Ethos: The collective conscious of our people, our asili (essence), is the foundation upon which we recognize ourselves as an African people. It is also the framework that informs the best of who we are in both our day-to-day practice amongst our people and our struggle against our enemies.
Within this framework, one seeks to revitalize our culture in each area, with the understanding that all of these, in total, represent a comprehensive way of living/being for a people.
Regarding the restoration of sovereignty, the Council of Independent Black Institutions has offered a framework that posits that independence rests upon our self-sufficiency in six basic areas. These areas are as follows:
- Education
- Food
- Clothing
- Shelter
- Health care
- Defense
Hence, if we are not educating, feeding, clothing, housing, healing, and defending African people either then we are not an independent people. Our failure to provide these things for ourselves is both a basis of dependency and an instrument of control.
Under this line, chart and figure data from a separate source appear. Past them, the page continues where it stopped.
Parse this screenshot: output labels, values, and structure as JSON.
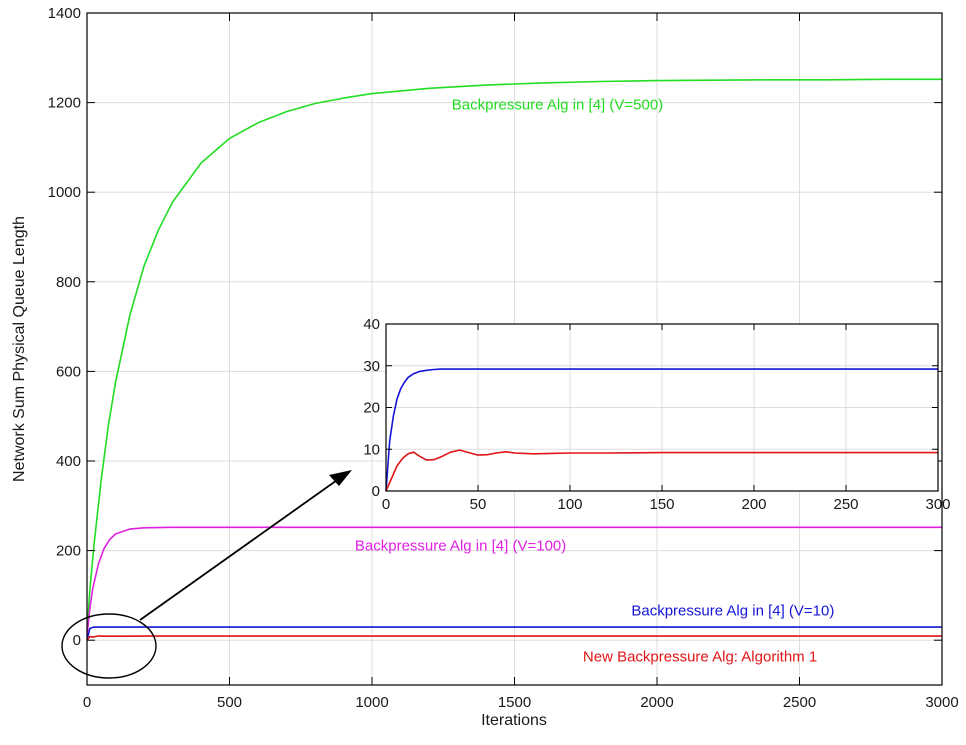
{
  "chart_data": {
    "type": "line",
    "xlabel": "Iterations",
    "ylabel": "Network Sum Physical Queue Length",
    "xlim": [
      0,
      3000
    ],
    "ylim": [
      -100,
      1400
    ],
    "xticks": [
      0,
      500,
      1000,
      1500,
      2000,
      2500,
      3000
    ],
    "yticks": [
      0,
      200,
      400,
      600,
      800,
      1000,
      1200,
      1400
    ],
    "grid": true,
    "series": [
      {
        "name": "Backpressure Alg in [4] (V=500)",
        "color": "#22dd22",
        "x": [
          0,
          10,
          25,
          50,
          75,
          100,
          150,
          200,
          250,
          300,
          400,
          500,
          600,
          700,
          800,
          900,
          1000,
          1200,
          1400,
          1600,
          1800,
          2000,
          2200,
          2400,
          2600,
          2800,
          3000
        ],
        "y": [
          20,
          110,
          215,
          360,
          480,
          575,
          725,
          835,
          915,
          978,
          1065,
          1120,
          1155,
          1180,
          1198,
          1210,
          1220,
          1232,
          1239,
          1244,
          1247,
          1249,
          1250,
          1251,
          1251,
          1252,
          1252
        ]
      },
      {
        "name": "Backpressure Alg in [4] (V=100)",
        "color": "#e020e0",
        "x": [
          0,
          10,
          20,
          40,
          60,
          80,
          100,
          150,
          200,
          300,
          400,
          500,
          700,
          1000,
          1500,
          2000,
          2500,
          3000
        ],
        "y": [
          10,
          70,
          115,
          170,
          205,
          225,
          237,
          248,
          251,
          252,
          252,
          252,
          252,
          252,
          252,
          252,
          252,
          252
        ]
      },
      {
        "name": "Backpressure Alg in [4] (V=10)",
        "color": "#1515d8",
        "x": [
          0,
          10,
          20,
          30,
          50,
          100,
          200,
          500,
          1000,
          1500,
          2000,
          2500,
          3000
        ],
        "y": [
          0,
          26,
          28.8,
          29.2,
          29.2,
          29.2,
          29.2,
          29.2,
          29.2,
          29.2,
          29.2,
          29.2,
          29.2
        ]
      },
      {
        "name": "New Backpressure Alg: Algorithm 1",
        "color": "#e01515",
        "x": [
          0,
          10,
          20,
          30,
          40,
          60,
          100,
          200,
          500,
          1000,
          1500,
          2000,
          2500,
          3000
        ],
        "y": [
          0,
          8,
          7,
          8,
          9.6,
          9,
          9,
          9.2,
          9.2,
          9.2,
          9.2,
          9.2,
          9.2,
          9.2
        ]
      }
    ],
    "annotations": [
      {
        "text": "Backpressure Alg in [4] (V=500)",
        "color": "#22dd22",
        "x": 1280,
        "y": 1185
      },
      {
        "text": "Backpressure Alg in [4] (V=100)",
        "color": "#e020e0",
        "x": 940,
        "y": 200
      },
      {
        "text": "Backpressure Alg in [4] (V=10)",
        "color": "#1515d8",
        "x": 1910,
        "y": 55
      },
      {
        "text": "New Backpressure Alg: Algorithm 1",
        "color": "#e01515",
        "x": 1740,
        "y": -48
      }
    ],
    "inset": {
      "type": "line",
      "xlim": [
        0,
        300
      ],
      "ylim": [
        0,
        40
      ],
      "xticks": [
        0,
        50,
        100,
        150,
        200,
        250,
        300
      ],
      "yticks": [
        0,
        10,
        20,
        30,
        40
      ],
      "grid": true,
      "series": [
        {
          "name": "Backpressure Alg in [4] (V=10)",
          "color": "#1515d8",
          "x": [
            0,
            2,
            4,
            6,
            8,
            10,
            12,
            15,
            18,
            22,
            26,
            30,
            40,
            60,
            80,
            100,
            150,
            200,
            250,
            300
          ],
          "y": [
            0,
            12,
            18,
            22,
            24.5,
            26,
            27.2,
            28.1,
            28.6,
            28.9,
            29.1,
            29.2,
            29.2,
            29.2,
            29.2,
            29.2,
            29.2,
            29.2,
            29.2,
            29.2
          ]
        },
        {
          "name": "New Backpressure Alg: Algorithm 1",
          "color": "#e01515",
          "x": [
            0,
            3,
            6,
            9,
            12,
            15,
            18,
            22,
            26,
            30,
            35,
            40,
            45,
            50,
            55,
            60,
            65,
            70,
            80,
            90,
            100,
            120,
            150,
            200,
            250,
            300
          ],
          "y": [
            0,
            3,
            6,
            7.8,
            8.9,
            9.3,
            8.4,
            7.4,
            7.5,
            8.2,
            9.3,
            9.8,
            9.2,
            8.6,
            8.7,
            9.1,
            9.4,
            9.1,
            8.9,
            9.0,
            9.1,
            9.1,
            9.2,
            9.2,
            9.2,
            9.2
          ]
        }
      ]
    }
  }
}
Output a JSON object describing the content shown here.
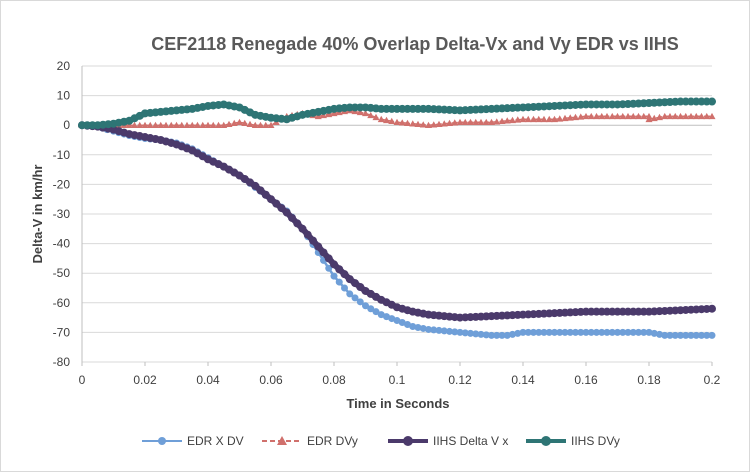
{
  "colors": {
    "edr_x": "#6f9fd8",
    "edr_y": "#d0706c",
    "iihs_x": "#4b3a6b",
    "iihs_y": "#2e7575",
    "grid": "#d9d9d9",
    "axis": "#bfbfbf"
  },
  "chart_data": {
    "type": "line",
    "title": "CEF2118 Renegade 40% Overlap Delta-Vx and Vy EDR vs IIHS",
    "xlabel": "Time in Seconds",
    "ylabel": "Delta-V in km/hr",
    "xlim": [
      0,
      0.2
    ],
    "ylim": [
      -80,
      20
    ],
    "x_ticks": [
      "0",
      "0.02",
      "0.04",
      "0.06",
      "0.08",
      "0.1",
      "0.12",
      "0.14",
      "0.16",
      "0.18",
      "0.2"
    ],
    "y_ticks": [
      "20",
      "10",
      "0",
      "-10",
      "-20",
      "-30",
      "-40",
      "-50",
      "-60",
      "-70",
      "-80"
    ],
    "grid": "horizontal",
    "legend_position": "bottom",
    "series": [
      {
        "name": "EDR X DV",
        "marker": "circle",
        "points": [
          [
            0,
            0
          ],
          [
            0.005,
            -0.5
          ],
          [
            0.008,
            -1.5
          ],
          [
            0.01,
            -2
          ],
          [
            0.015,
            -3.5
          ],
          [
            0.02,
            -4.5
          ],
          [
            0.025,
            -5
          ],
          [
            0.03,
            -6
          ],
          [
            0.035,
            -8
          ],
          [
            0.04,
            -11
          ],
          [
            0.045,
            -14
          ],
          [
            0.05,
            -17
          ],
          [
            0.055,
            -21
          ],
          [
            0.06,
            -25
          ],
          [
            0.065,
            -29
          ],
          [
            0.07,
            -35
          ],
          [
            0.075,
            -43
          ],
          [
            0.08,
            -51
          ],
          [
            0.085,
            -57
          ],
          [
            0.09,
            -61
          ],
          [
            0.095,
            -64
          ],
          [
            0.1,
            -66
          ],
          [
            0.105,
            -68
          ],
          [
            0.11,
            -69
          ],
          [
            0.115,
            -69.5
          ],
          [
            0.12,
            -70
          ],
          [
            0.125,
            -70.5
          ],
          [
            0.13,
            -71
          ],
          [
            0.135,
            -71
          ],
          [
            0.14,
            -70
          ],
          [
            0.15,
            -70
          ],
          [
            0.16,
            -70
          ],
          [
            0.17,
            -70
          ],
          [
            0.18,
            -70
          ],
          [
            0.185,
            -71
          ],
          [
            0.19,
            -71
          ],
          [
            0.2,
            -71
          ]
        ]
      },
      {
        "name": "EDR DVy",
        "marker": "triangle",
        "points": [
          [
            0,
            0
          ],
          [
            0.005,
            0
          ],
          [
            0.01,
            0
          ],
          [
            0.015,
            0
          ],
          [
            0.02,
            0
          ],
          [
            0.03,
            0
          ],
          [
            0.04,
            0
          ],
          [
            0.045,
            0
          ],
          [
            0.05,
            1
          ],
          [
            0.055,
            0
          ],
          [
            0.06,
            0
          ],
          [
            0.065,
            3
          ],
          [
            0.07,
            4
          ],
          [
            0.075,
            3
          ],
          [
            0.08,
            4
          ],
          [
            0.085,
            5
          ],
          [
            0.09,
            4
          ],
          [
            0.095,
            2
          ],
          [
            0.1,
            1
          ],
          [
            0.11,
            0
          ],
          [
            0.12,
            1
          ],
          [
            0.13,
            1
          ],
          [
            0.14,
            2
          ],
          [
            0.15,
            2
          ],
          [
            0.16,
            3
          ],
          [
            0.17,
            3
          ],
          [
            0.18,
            3
          ],
          [
            0.18,
            2
          ],
          [
            0.185,
            3
          ],
          [
            0.19,
            3
          ],
          [
            0.2,
            3
          ]
        ]
      },
      {
        "name": "IIHS Delta V x",
        "marker": "circle",
        "points": [
          [
            0,
            0
          ],
          [
            0.005,
            -0.5
          ],
          [
            0.01,
            -1.5
          ],
          [
            0.015,
            -3
          ],
          [
            0.02,
            -4
          ],
          [
            0.025,
            -5
          ],
          [
            0.03,
            -6.5
          ],
          [
            0.035,
            -8.5
          ],
          [
            0.04,
            -11.5
          ],
          [
            0.045,
            -14
          ],
          [
            0.05,
            -17
          ],
          [
            0.055,
            -20.5
          ],
          [
            0.06,
            -25
          ],
          [
            0.065,
            -29.5
          ],
          [
            0.07,
            -35
          ],
          [
            0.075,
            -41
          ],
          [
            0.08,
            -47
          ],
          [
            0.085,
            -52
          ],
          [
            0.09,
            -56
          ],
          [
            0.095,
            -59
          ],
          [
            0.1,
            -61.5
          ],
          [
            0.105,
            -63
          ],
          [
            0.11,
            -64
          ],
          [
            0.115,
            -64.5
          ],
          [
            0.12,
            -65
          ],
          [
            0.13,
            -64.5
          ],
          [
            0.14,
            -64
          ],
          [
            0.15,
            -63.5
          ],
          [
            0.16,
            -63
          ],
          [
            0.17,
            -63
          ],
          [
            0.18,
            -63
          ],
          [
            0.19,
            -62.5
          ],
          [
            0.2,
            -62
          ]
        ]
      },
      {
        "name": "IIHS DVy",
        "marker": "circle",
        "points": [
          [
            0,
            0
          ],
          [
            0.005,
            0
          ],
          [
            0.01,
            0.5
          ],
          [
            0.015,
            1.5
          ],
          [
            0.02,
            4
          ],
          [
            0.025,
            4.5
          ],
          [
            0.03,
            5
          ],
          [
            0.035,
            5.5
          ],
          [
            0.04,
            6.5
          ],
          [
            0.045,
            7
          ],
          [
            0.05,
            6
          ],
          [
            0.055,
            3.5
          ],
          [
            0.06,
            2.5
          ],
          [
            0.065,
            2
          ],
          [
            0.07,
            3.5
          ],
          [
            0.075,
            4.5
          ],
          [
            0.08,
            5.5
          ],
          [
            0.085,
            6
          ],
          [
            0.09,
            6
          ],
          [
            0.095,
            5.5
          ],
          [
            0.1,
            5.5
          ],
          [
            0.11,
            5.5
          ],
          [
            0.12,
            5
          ],
          [
            0.13,
            5.5
          ],
          [
            0.14,
            6
          ],
          [
            0.15,
            6.5
          ],
          [
            0.16,
            7
          ],
          [
            0.17,
            7
          ],
          [
            0.18,
            7.5
          ],
          [
            0.19,
            8
          ],
          [
            0.2,
            8
          ]
        ]
      }
    ]
  }
}
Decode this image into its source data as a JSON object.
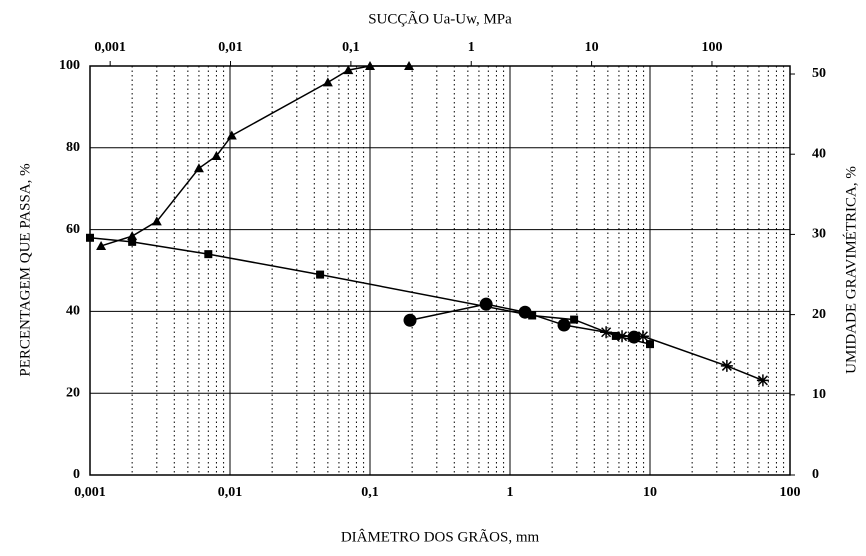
{
  "chart_data": {
    "type": "scatter",
    "xlabel": "DIÂMETRO DOS GRÃOS, mm",
    "x2label": "SUCÇÃO Ua-Uw, MPa",
    "ylabel": "PERCENTAGEM QUE PASSA, %",
    "y2label": "UMIDADE GRAVIMÉTRICA, %",
    "xscale": "log",
    "x2scale": "log",
    "grid": true,
    "xlim": [
      0.001,
      100
    ],
    "xticks": [
      {
        "value": 0.001,
        "label": "0,001"
      },
      {
        "value": 0.01,
        "label": "0,01"
      },
      {
        "value": 0.1,
        "label": "0,1"
      },
      1,
      10,
      100
    ],
    "x2lim": [
      0.00068,
      445
    ],
    "x2ticks": [
      {
        "value": 0.001,
        "label": "0,001"
      },
      {
        "value": 0.01,
        "label": "0,01"
      },
      {
        "value": 0.1,
        "label": "0,1"
      },
      1,
      10,
      100
    ],
    "ylim": [
      0,
      100
    ],
    "yticks": [
      0,
      20,
      40,
      60,
      80,
      100
    ],
    "y2lim": [
      0,
      51
    ],
    "y2ticks": [
      0,
      10,
      20,
      30,
      40,
      50
    ],
    "series": [
      {
        "marker": "triangle",
        "color": "#000000",
        "x": [
          0.0012,
          0.002,
          0.003,
          0.006,
          0.008,
          0.0103,
          0.05,
          0.07,
          0.1,
          0.19
        ],
        "values": [
          56,
          58.4,
          62,
          75,
          78,
          83,
          96,
          99,
          100,
          100
        ]
      },
      {
        "marker": "square",
        "color": "#000000",
        "x": [
          0.001,
          0.002,
          0.007,
          0.044,
          1.44,
          2.87,
          5.7,
          10
        ],
        "values": [
          58,
          57,
          54,
          49,
          39,
          38,
          34,
          32
        ]
      },
      {
        "marker": "circle",
        "color": "#000000",
        "axis": "y2",
        "xaxis": "x2",
        "x": [
          0.31,
          1.33,
          2.8,
          5.9,
          22.5
        ],
        "values": [
          19.3,
          21.3,
          20.3,
          18.7,
          17.2
        ]
      },
      {
        "marker": "asterisk",
        "color": "#000000",
        "axis": "y2",
        "xaxis": "x2",
        "x": [
          13.2,
          17.9,
          26.7,
          133,
          265
        ],
        "values": [
          17.8,
          17.3,
          17.3,
          13.6,
          11.8
        ]
      }
    ]
  }
}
The beauty of this model is that it is scalable, that is that it can implemented on the level of a grassroots organization consisting of a few individuals, or it can be implemented on the global level. For my part, we have worked consistently to build institutions focused on education, food, and defense. We have also supported independent institutions active in all six of these domains. Specifically, our work has consisted of supporting homeschool collectives (Indigo Nation Homeschool Association), rites-of-passage programs (Akoben Rites-of-Passage Society), political education (The Communiversity), cultural and historical education (The Kemetic Institute of Chicago), outdoors skills education (Aya Leadership Development Institute and the Black Survival Network), gardening, urban farming, and food preservation (Your Bountiful Harvest Family Farm), and defense (Black Survival Network and Chicago Malandros de Mestre Touro). We have both practiced and provided instruction in these domains, as talk is insufficient, one must be a living example of the kind of practice that one advocates.
Tough talk, insufficient action, impoverished vision
People often speak of the need to “tear down”, “disrupt”, or “reform” the existing system. I find such discourse fascinating, if not unimaginative. The 3rd position’s popularity is proportionate to its futility. Africans in this country have labored tirelessly to reform the US. We have been the river that flows into the desert that Armah wrote of so long ago. The 2nd option seems to be anomalous in meaning. Disrupt for how long? To what end? I have always seen this as a more “militant” sounding reformist declaration. Vociferous rhetoric is, ultimately, futile in a world where power is based on structural capacity. The 1st is ill-defined. Tear down to replace with what?
Such ambiguous language is not sufficient to inform a critical understanding of the world or to provide a conceptual model that would serve as a basis for its reorganization. This is why it is important to study the works of great thinkers, organizers, and leaders–who thought deeply about such things, built institutions, and left us a path to follow. People such as Marcus Garvey, Malcolm X, Fannie Lou Hamer, Thomas Sankara, and others come to mind. As Amos Wilson would note in his book Afrikan-Centered Consciousness Versus the New World Order of Marcus Garvey, the true nationalist studies the needs of the people and works to bring into being an institutional framework based on such needs. Their work is driven by a “grand vision” of the future, one wherein African sovereignty is an existential reality and the African worldview is the basis of our consciousness.
We will discover that such clarity and determination does not need vacuous appeals for reform, vociferous rhetoric, or bold but visionless declarations. It only requires, as has been stated, constant and determined effort.